Downes.ca ~ How RSS Can Succeed

How RSS Can Succeed

Feb 24, 2004
By Stephen Downes

Oops!

Correction - I typed 'post' instead of 'presentation' in the link. If you are here for the presentation, Toward a New Knowledge Society, Click here.

I posted this item in response to RSS: A Big Success In Danger of Failure, by Bill Burnham.

I'm not so sure I agree that RSS is as deeply rooted in push technology as this article suggests, but I am in overall agreement with the main thesis. In particular, I believe that neither search nor classification will address the complexities introduced by large numbers of feeds. But alternative approaches will address these shortfalls.

What we need to keep in mind is twofold: first, that for the most part most content of most feeds will be irrelevant to any given reader. And second, as is suggested, metadirectories organizing and categorizing feed content provide enough filtering for most people.

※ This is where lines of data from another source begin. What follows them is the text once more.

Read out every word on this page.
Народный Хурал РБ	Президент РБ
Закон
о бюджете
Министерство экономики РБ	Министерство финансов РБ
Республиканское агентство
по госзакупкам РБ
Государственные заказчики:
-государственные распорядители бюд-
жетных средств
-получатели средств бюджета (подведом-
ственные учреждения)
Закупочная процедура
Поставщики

As evidence, I cite my Edu_RSS service, and in particular, Edu_RSS Topics. The output from thsi service is a set of highly focus, yet comprehensive, RSS feeds of interest to educational technologists.

Edu_RSS approaches the problem from two directions. First, it harvests from only a small subset of feeds - 300 or so out of the hundreds of thousands available. These feeds are representative - that is, since most of them are blogs, a collective gathering and filtering effort has already taken place. The actual list of sources numbers in the thousands, arguably the entire set of sources in the field.

After aggregating these feeds, Edu_RSS combines the content and organizes into a set of categories (or 'topics'). The topics are defined using Perl (and unix) regular expressions, a flexible filtering mechanism that allows the selection of numerous expressions within a single phrase. The use of regular expressions allows the service to identify string combinations characteristic of a given topic, and thus results in a well selected set of resources.

According to my website statistics, Edu_RSS is consistently one of the most popular URLs on my website, following only the two files that generate my referrer system (which is another story). The filtering system is very effective: if something significant is published on, say, learning objects, it will appear as one of the less than a half dozen daily items in the 'learning objects' feed.

The mistake made by the early advocates of push - and by a commentator just above - lies in the idea that 'brand' will replace intelligent filtering. Brand fails because in order for something to be a brand, it must appeal to a large mass of people. But if it appeals to a large mass of people, it will invariably disappoint people looking for something more specific. The early advocates of push tried to promote existing brands, and readers found in push nothing they couldn't find in mass media.

I have argued elswhere that the only way to aproach content location on the internet is to treat it as a self-organizing network. What this means is that inherent in the structure of the internet there are distinct layers of filtering mechanisms, each consisting of a "gather filter forward" mechanism. In some cases, the mechanism is fulfilled by a human agent, as in the case of blogs. In others, it is fulfilled by automatic mechanisms, such as Edu_RSS. And it is likely that Robin Good's newsmasters will in their own way also play the same role.

What's important here is that each node of each layer need not worry about the rest, and need not be focused on the goal of the system. The agent seeks what is available, the way a retinal cell gathers light, and passes on what is relevant, the way a neuron passes on a signal. The filtering occurs not in the individual node, but through the independent actions of the aggregation of nodes.

The reason why this system works, while other approaches do not, is that there is no reasonable mechanism which can apply the vast requirements of filtering on a single resource. If we use metadata, the indexing soon outweighs the content. If we use search engines, each resource must be subject to extensive analysis to determine context (or, we do without context, which results in a search for 'calf' linking to sites on agriculture an anatomy).

The layered mechanism works because at no point is the entire weight of the filtering process concentrated in a single individual or a single resource. Decisions about selection and classification are made on a case by case basis using very coarse, and unregulated, mechanisms. It means that individual agents can work without the need for central control, with the only requirement for a functional system being an open set of connections between the agents.

RSS is, today, the transport mechanism of choice. There is nothing magical about RSS, except for the fact that it just is an autonomous agent system providing a high degree of connectivity. As tye system matures, additional encoding systems, such as FOAF, say, or ODRL, will play their own important roles, offering different kinds of connections within the same network. The decisions make will become richer, without a corresponding increase in the complexity of the system.

So, RSS could succeed. It will probably succeed. But it is important to keep our focus on what it does well: it allows an individual to scan, filter, and pass forward. That's all it ever has to do. The network will do the rest.